O Brasil se Revela Mais Evangélico e Mais Violento Contra a Mulher

Atualizado: 12 de jun. de 2023


Nos anos 1990, os evangélicos representavam apenas 9% da população brasileira. No início dos anos 2000 esse percentual passou para 15,6%. E o último registro de crescimento dessa população foi divulgado, em 2020, pelo Instituto DataFolha, com uma representação em 31% dos brasileiros - cerca de 65 milhões de pessoas, sendo 58% desse total composto por mulheres.


De acordo com o Censo Brasileiro, do Instituto Brasileiro de Geografia e Estatísticas (IBGE), em 2010, 60% (25,3 milhões) dos evangélicos eram indivíduos pertencentes a classes econômicas mais baixas, que se vincularam às igrejas pentecostais e neopentecostais.


Nos últimos anos, o número de casos de feminicídio - casos de assassinatos em que a vítima é morta por ser mulher -, também aumentou. Em 2022, o crescimento representou 5% em comparação com 2021, apontou o levantamento do Monitor da Violência. Foram 1,4 mil mulheres mortas apenas pelo fato de serem mulheres - uma a cada 6 horas, em média. O maior número registrado no país desde que a lei de feminicídio entrou em vigor, em 2015.


Nos primeiros cinco meses de 2022, a Ouvidoria Nacional de Direitos Humanos (ONDH), do então Ministério da Mulher, da Família e dos Direitos Humanos, registrou 7.447 denúncias de estupro. Mas ainda estima-se que menos de 10% dos casos de estupro são denunciados. Ou seja, embora os dados oficiais já sejam assustadores, o problema é infinitamente mais grave.
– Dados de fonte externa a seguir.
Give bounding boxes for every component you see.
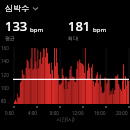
staticText: 최대 — [68, 35, 78, 41]
button[interactable]: 심박수 — [0, 0, 130, 15]
staticText: 120 — [1, 72, 9, 78]
staticText: 8:00 — [50, 110, 59, 116]
staticText: 80 — [1, 98, 7, 104]
staticText: 시간(시) — [56, 116, 75, 123]
staticText: bpm — [30, 26, 43, 34]
staticText: 20:00 — [116, 110, 128, 116]
staticText: 181 — [68, 17, 91, 35]
staticText: 160 — [1, 45, 9, 51]
button[interactable]: 181 — [68, 17, 130, 41]
staticText: 평균 — [5, 35, 15, 41]
button[interactable]: 133 — [5, 17, 65, 41]
staticText: bpm — [93, 26, 106, 34]
staticText: 133 — [5, 17, 28, 35]
staticText: 4:00 — [28, 110, 37, 116]
staticText: 100 — [1, 85, 9, 91]
staticText: 0:00 — [5, 110, 14, 116]
staticText: 심박수 — [5, 3, 29, 13]
staticText: 140 — [1, 58, 9, 64]
staticText: 12:00 — [72, 110, 84, 116]
staticText: 16:00 — [94, 110, 106, 116]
É óbvio que não é possível, e seria leviano, fazer uma relação direta do aumento dos casos de feminicídio com o aumento do número de evangélicos. Mas, acredito ser contraditório o aumento da violência contra a mulher numa sociedade mais evangelizada, em que mais pessoas afirmam seguir o Cristo. É provável que minha crença nos princípios cristãos genuínos, ansiava presenciar um declínio natural nos índices de violência, em especial contra a mulher.


Digo isso porque nós, evangélicas e evangélicos, sempre fomos reconhecidos como o povo do acolhimento, da paz, do amor. Os que têm seus princípios baseados nos ensinamentos de Jesus, o defensor dos direitos humanos por essência - aquele que enfrentou uma cultura machista e patriarcal ao se relacionar com as mulheres respeitando-as e lhes dando o devido valor; que questionou o sistema religioso discriminatório de sua época; que pregou o amor incondicional; a justiça; e que por tudo isso foi perseguido, torturado e morto.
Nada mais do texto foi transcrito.